Response: Thank you for your helpful comment. We have revised the figure in the manuscript according to your advice. If you still feel it is difficult to interpret figure 7, please fell free to contact us. Thank you again for your suggestion.

  1. Line 225 - "Intra-operative ELNs provide information about the thoroughness of clearance and is an accurate method to confirm the number of positive lymph nodes". - The examination of lymph nodes does not happen intra-operatively, hence the expression "Intra-operative ELNs" should be avoided. Maybe you could say: "ELNs provide information about the thoroughness of intra-operative lymph node clearance...".

Response: Thank you for your kindly and patient comment. We have revised it in the manuscript according to your advice.

  1. Line 230 - You use reference 20 ("A large real-world cohort study of examined lymph node standards for adequate nodal staging in early non small cell lung cancer") which is related to lung cancer in order to explain a worse prognosis in gastric cancer. This should be avoided as may mislead and cause confusion, should be avoided.

Response: Thank you for your kindly comment. We have corrected the reference in the manuscript according to your advice.

  1. Line 263 - "Finally, we used the XGBoost model compared the predict ability of models which included the optimal number of ELNs of GSRC and excluded the optimal number of ELNs." - This sentence is confusing and should be improved.

Response: Thank you for your kindly comment. We have revised it in the manuscript according to your advice.

  1. Line 271 - "...we found that patients having more distal tumors (antrum and pylorus) were associated with poorer prognosis. The reason maybe following: firstly, compared with other type of gastric cancers, gastric ring cell carcinoma is more aggressive, more prone to peritoneal metastasis and lymphatic infiltration, and has a poorer prognosis. Therefore, the traditional view is that total gastrectomy is usually performed for progressive GSRC. Moreover, compared with non-GSRC, GSRC is more likely to occur in the distal 1/3 of the stomach body, which results in a large base patients with gastric antrum/pyloric signet ring cell carcinoma. Therefore, the prognosis of distal GSRC is poor in this study". Your cohort of patients only presented GSRC, hence the fact that that a specific histological type of tumor is more frequent in one location does not explain why it shows worse prognosis at that same location, when comparing with the same histology type at different locations. This should be better explained and discussed.
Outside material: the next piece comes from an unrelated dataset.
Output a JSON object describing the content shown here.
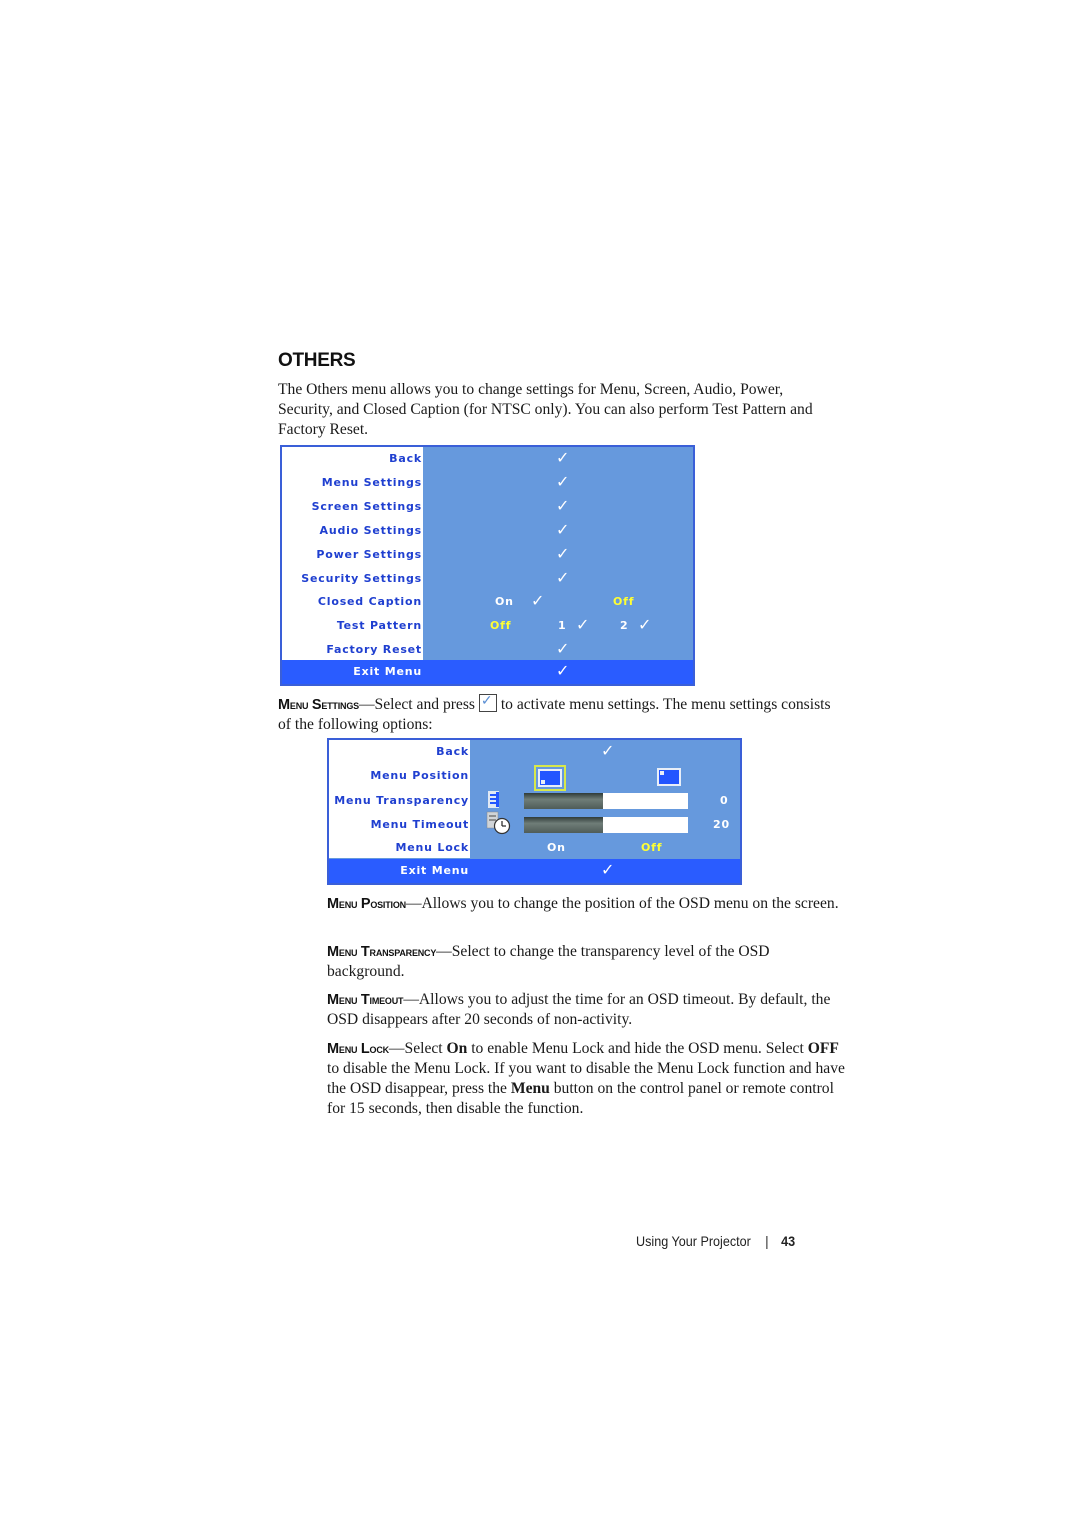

Response: Thank you very much for your careful and patient comment. After careful examination of our data, we found that we confused the dummy variables set during the cox regression analysis, so we ended up with the error that gastric antrum/pylorus was a risk factor, for which we are sorry. We have now corrected the corresponding content in the manuscript and checked our results again carefully according to your advice. In summary, we believe that the quality of our work are more clearly emphasized, and hopefully that you could satisfactorily respond to this comment, which helped to improve the quality of the manuscript.
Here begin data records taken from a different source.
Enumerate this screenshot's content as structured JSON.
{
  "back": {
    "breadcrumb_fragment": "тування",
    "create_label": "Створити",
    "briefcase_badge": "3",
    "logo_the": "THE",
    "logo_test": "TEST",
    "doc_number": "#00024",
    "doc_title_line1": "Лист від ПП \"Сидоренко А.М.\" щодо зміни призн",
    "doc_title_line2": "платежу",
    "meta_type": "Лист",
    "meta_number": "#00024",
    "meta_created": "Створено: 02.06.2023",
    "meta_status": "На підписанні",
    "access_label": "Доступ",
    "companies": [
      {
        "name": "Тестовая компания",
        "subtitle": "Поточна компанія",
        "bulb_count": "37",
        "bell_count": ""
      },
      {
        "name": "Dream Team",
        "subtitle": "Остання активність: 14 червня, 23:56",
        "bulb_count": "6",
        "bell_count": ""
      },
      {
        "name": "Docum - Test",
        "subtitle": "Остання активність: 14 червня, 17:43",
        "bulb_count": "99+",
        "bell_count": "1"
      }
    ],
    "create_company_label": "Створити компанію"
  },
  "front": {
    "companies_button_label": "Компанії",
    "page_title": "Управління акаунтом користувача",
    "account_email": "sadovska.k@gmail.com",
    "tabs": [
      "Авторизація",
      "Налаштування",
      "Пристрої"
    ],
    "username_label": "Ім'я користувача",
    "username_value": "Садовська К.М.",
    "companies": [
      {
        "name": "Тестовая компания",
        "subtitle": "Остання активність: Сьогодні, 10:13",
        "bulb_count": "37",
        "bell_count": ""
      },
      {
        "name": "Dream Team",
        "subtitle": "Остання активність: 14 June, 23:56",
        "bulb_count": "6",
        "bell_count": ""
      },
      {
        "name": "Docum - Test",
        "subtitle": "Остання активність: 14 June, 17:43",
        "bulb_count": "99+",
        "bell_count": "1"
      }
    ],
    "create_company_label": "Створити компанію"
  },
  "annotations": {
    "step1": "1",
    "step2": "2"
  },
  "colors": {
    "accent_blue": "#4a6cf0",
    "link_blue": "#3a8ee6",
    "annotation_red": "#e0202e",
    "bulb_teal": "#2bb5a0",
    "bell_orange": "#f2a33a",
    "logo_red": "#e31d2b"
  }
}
  1. Line 302 - Therefore, there may be diversity in the way lymph nodes are examined and processed.

Response: Thank you for your kindly and patient comment. We have revised it in the manuscript according to your advice.

Reviewer 2 Report

Authors have addressed concerns with new sections, particularly expounding upon study limitations.

Author Response

Thank you for your kindly comment. In summary, we believe that the innovative elements of our work are more clearly emphasized, and hopefully with your comment.